Deri retracts expulsion of Congolese migrants, under pressure from NGOs

The Congolose have lived in Israel some 15 years.

African migrants take part in a protest against Israel's detention policy toward them (photo credit: AMIR COHEN/REUTERS)
African migrants take part in a protest against Israel's detention policy toward them
(photo credit: AMIR COHEN/REUTERS)
Under legal pressure by a group of NGOs, Interior Minister Arye Deri on Thursday retracted his order to expel hundreds of Congolese migrants who had lived in Israel for about 15 years.
On January 1, the Jerusalem District Court had already frozen the state’s plan to expel the Congolese migrants on January 5.
The court had also ordered the state to respond in writing by January 7 to a petition by several NGOs to block the expulsions. After several postponements, the state informed the court on Thursday that the Foreign Ministry had updated Deri regarding the situation in the Democratic Republic of the Congo and the interior minister had decided to retract his expulsion order.
In October, the state removed the temporary protected status it had given hundreds of Congolese migrants for 15 years, leading to immediate opposition from the Hotline for Refugees and Migrants.
Initially, the NGO attacked the policy shift – coordinated by Deri, the Population Immigration and Borders Authority (PIBA) and the Foreign Ministry – as being problematic because it was not publicly announced effectively.

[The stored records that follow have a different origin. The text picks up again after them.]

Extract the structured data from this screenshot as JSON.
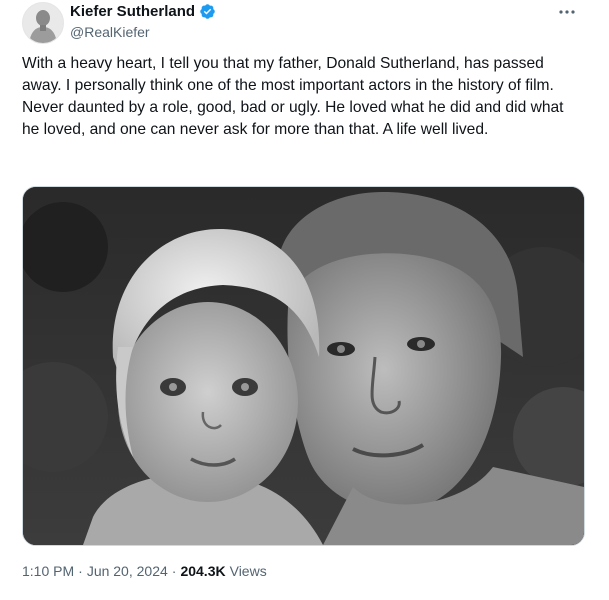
{
  "author": {
    "display_name": "Kiefer Sutherland",
    "handle": "@RealKiefer",
    "verified_color": "#1d9bf0"
  },
  "tweet": {
    "text": "With a heavy heart, I tell you that my father, Donald Sutherland, has passed away. I personally think one of the most important actors in the history of film. Never daunted by a role, good, bad or ugly. He loved what he did and did what he loved, and one can never ask for more than that. A life well lived.",
    "time": "1:10 PM",
    "date": "Jun 20, 2024",
    "separator": "·",
    "views_count": "204.3K",
    "views_label": "Views"
  },
  "icons": {
    "verified": "verified-badge-icon",
    "more": "more-options-icon"
  },
  "colors": {
    "text": "#0f1419",
    "secondary": "#536471",
    "border": "#cfd9de"
  }
}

There was a posting on PIBA’s website, but if relevant migrants did not know to look on the website for the notice, it would not necessarily have reached them.
According to the Hotline, the policy shift meant that all Congolese would need to leave Israel within 90 days, or by January 5, as the ministries determined there was no legal bar to their deporting them from Israel.
The NGO’s petition to the court had added more extensive arguments, including that any government opinion saying that it was now safe to send the Congolese migrants back flew in the face of numerous international sources indicating that the situation in the Congo is highly volatile and could explode at any time into civil war.
Though historic democratic elections were held in the Democratic Republic of the Congo in December, the country, which has been ruled since 2001 by dictator Joseph Kabila, had numerous reports of ongoing brutal arrests of political opponents and controversy over the impending results.
These reports had said that false accusations are being made against members of the opposition along with government forces carrying out executions without trial and torture.
In addition, armed clashes in the Congo could include serious war crimes and have led to the flight of millions of displaced persons and refugees to neighboring countries.
Further, the World Health Organization has previously warned of the spread of the Ebola epidemic throughout the Congo. Reports have said that Congolese women are routinely raped as part of the ongoing fighting and persecution between ethnic groups.
The Hotline and the other NGOs called on the court to block any process to deport the Congolese migrants at least until the dust settles.
The petitioners had also demanded that the state publicize its legal opinion on which the expulsion of the Congolese migrants is based.